Friday, January 07, 2005
Seems that Aceh province, the home of the Muslim rebellion in Indonesia, has long been the most Saudi influenced part of the country, while in other areas Islam has been mixed with various native animist and pantheist traditions.
Aceh lies in the far northwest of Indonesia's mini-empire of 17,000 islands. Islam penetrated there six centuries ago, arriving with traders from the Arabian peninsula. Early ties with Mecca gave the faith of the Prophet deeper roots and stricter tenets in Aceh than elsewhere in Indonesia, where Islam came later and Muslim beliefs are wonderfully muddled with folk religion, Buddhist strains and even hints of Hinduism.The question is what effect will the tsunami have on the brand of Islam in Indonesia? Will it retrench further into Wahabism, or will the Wahabist influence wane?

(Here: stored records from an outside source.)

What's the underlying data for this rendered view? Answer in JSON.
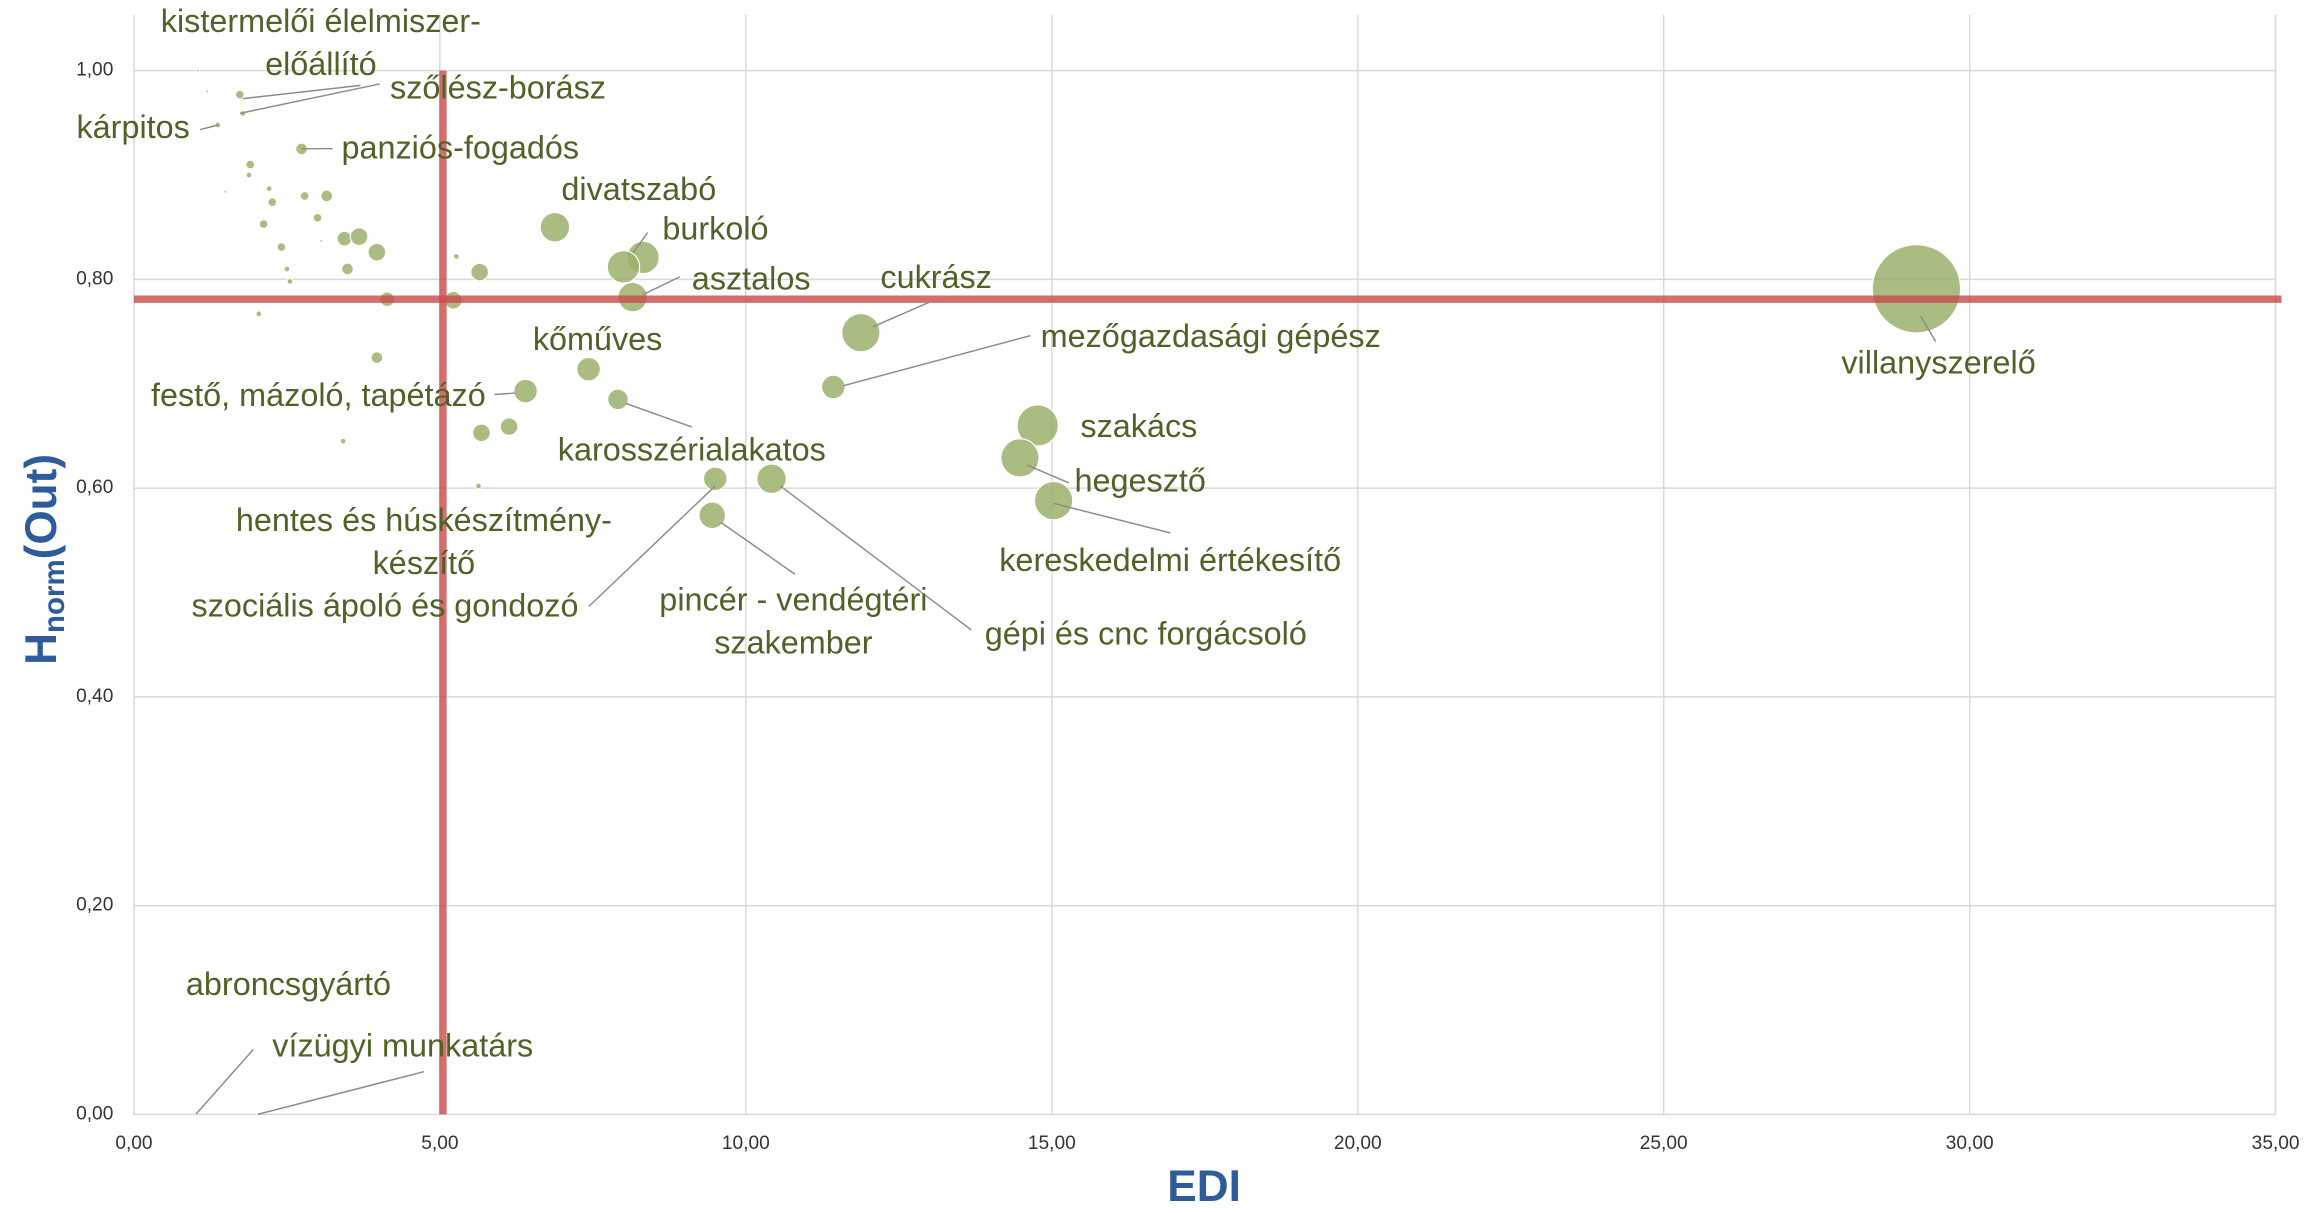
{
  "chart_data": {
    "type": "bubble",
    "x_label": "EDI",
    "y_label": {
      "main": "H",
      "sub": "norm",
      "rest": "(Out)"
    },
    "xlim": [
      0,
      35
    ],
    "ylim": [
      0,
      1.0
    ],
    "xticks": [
      {
        "value": 0,
        "label": "0,00"
      },
      {
        "value": 5,
        "label": "5,00"
      },
      {
        "value": 10,
        "label": "10,00"
      },
      {
        "value": 15,
        "label": "15,00"
      },
      {
        "value": 20,
        "label": "20,00"
      },
      {
        "value": 25,
        "label": "25,00"
      },
      {
        "value": 30,
        "label": "30,00"
      },
      {
        "value": 35,
        "label": "35,00"
      }
    ],
    "yticks": [
      {
        "value": 0,
        "label": "0,00"
      },
      {
        "value": 0.2,
        "label": "0,20"
      },
      {
        "value": 0.4,
        "label": "0,40"
      },
      {
        "value": 0.6,
        "label": "0,60"
      },
      {
        "value": 0.8,
        "label": "0,80"
      },
      {
        "value": 1.0,
        "label": "1,00"
      }
    ],
    "grid": true,
    "color": "#9bb06b",
    "ref_lines": {
      "x": 5.05,
      "y": 0.781,
      "color": "#c9484a"
    },
    "x": [
      29.13,
      11.88,
      11.43,
      14.77,
      15.03,
      14.48,
      10.42,
      9.5,
      9.45,
      7.91,
      6.4,
      5.63,
      7.43,
      8.15,
      8.32,
      6.88,
      2.74,
      1.78,
      1.37,
      1.73,
      1.01,
      2.02,
      8.0,
      1.9,
      1.88,
      2.21,
      2.26,
      1.49,
      2.79,
      3.15,
      3.0,
      2.12,
      3.44,
      3.68,
      3.06,
      2.41,
      3.97,
      3.49,
      2.5,
      2.55,
      4.14,
      5.22,
      5.65,
      5.27,
      2.04,
      3.97,
      5.68,
      6.13,
      3.42,
      1.2,
      1.05
    ],
    "y": [
      0.791,
      0.749,
      0.697,
      0.66,
      0.588,
      0.629,
      0.609,
      0.609,
      0.574,
      0.685,
      0.693,
      0.602,
      0.714,
      0.783,
      0.821,
      0.85,
      0.925,
      0.959,
      0.948,
      0.977,
      0,
      0,
      0.812,
      0.91,
      0.9,
      0.887,
      0.874,
      0.884,
      0.88,
      0.88,
      0.859,
      0.853,
      0.839,
      0.841,
      0.837,
      0.831,
      0.826,
      0.81,
      0.81,
      0.798,
      0.781,
      0.78,
      0.807,
      0.822,
      0.767,
      0.725,
      0.653,
      0.659,
      0.645,
      0.98,
      1.0
    ],
    "sizes": [
      30,
      13,
      8,
      14,
      13,
      13,
      10,
      8,
      9,
      7,
      8,
      2,
      8,
      10,
      11,
      10,
      4,
      2,
      2,
      3,
      0.5,
      0.5,
      11,
      3,
      2,
      2,
      3,
      1,
      3,
      4,
      3,
      3,
      5,
      6,
      1,
      3,
      6,
      4,
      2,
      2,
      5,
      6,
      6,
      2,
      2,
      4,
      6,
      6,
      2,
      1,
      1
    ],
    "labels": [
      "villanyszerelő",
      "cukrász",
      "mezőgazdasági gépész",
      "szakács",
      "hegesztő",
      "kereskedelmi értékesítő",
      "gépi és cnc forgácsoló",
      "szociális ápoló és gondozó",
      [
        "pincér - vendégtéri",
        "szakember"
      ],
      "karosszérialakatos",
      "festő, mázoló, tapétázó",
      [
        "hentes és húskészítmény-",
        "készítő"
      ],
      "kőműves",
      "asztalos",
      "burkoló",
      "divatszabó",
      "panziós-fogadós",
      "szőlész-borász",
      "kárpitos",
      [
        "kistermelői élelmiszer-",
        "előállító"
      ],
      "abroncsgyártó",
      "vízügyi munkatárs",
      null,
      null,
      null,
      null,
      null,
      null,
      null,
      null,
      null,
      null,
      null,
      null,
      null,
      null,
      null,
      null,
      null,
      null,
      null,
      null,
      null,
      null,
      null,
      null,
      null,
      null,
      null,
      null,
      null
    ]
  }
}
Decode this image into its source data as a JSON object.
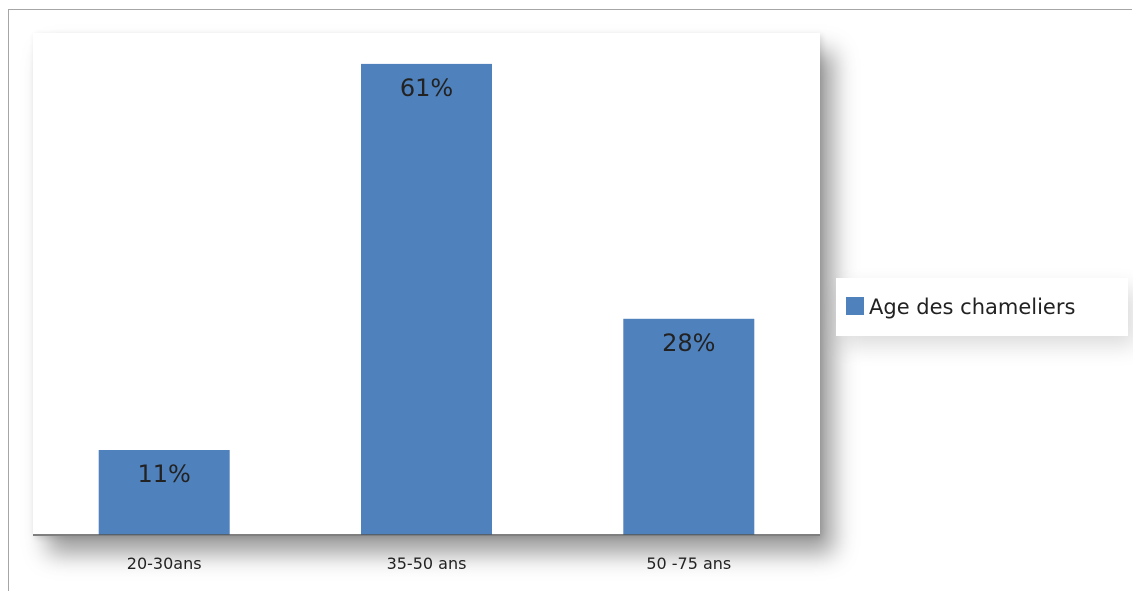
{
  "chart_data": {
    "type": "bar",
    "categories": [
      "20-30ans",
      "35-50 ans",
      "50 -75 ans"
    ],
    "series": [
      {
        "name": "Age des chameliers",
        "values": [
          11,
          61,
          28
        ],
        "data_labels": [
          "11%",
          "61%",
          "28%"
        ],
        "color": "#4f81bd"
      }
    ],
    "title": "",
    "xlabel": "",
    "ylabel": "",
    "ylim": [
      0,
      65
    ],
    "grid": false,
    "legend_position": "right"
  }
}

As a result, Aceh has suffered under a long Islamic insurgency that means to establish an independent state closer in spirit to Riyadh than to Jakarta. Wandering through Indonesia, I was struck by the complexity and humanity of the many local variants of Islam — and by the lack of interest in the Aceh-style intolerance the Saudis were anxious to spread throughout the country.
Will the tsunami be perceived as a natural phenomenon with no moral meaning, as a punishment against the Aceh rebels' militancy, or as a warning for the rebels to redouble their efforts?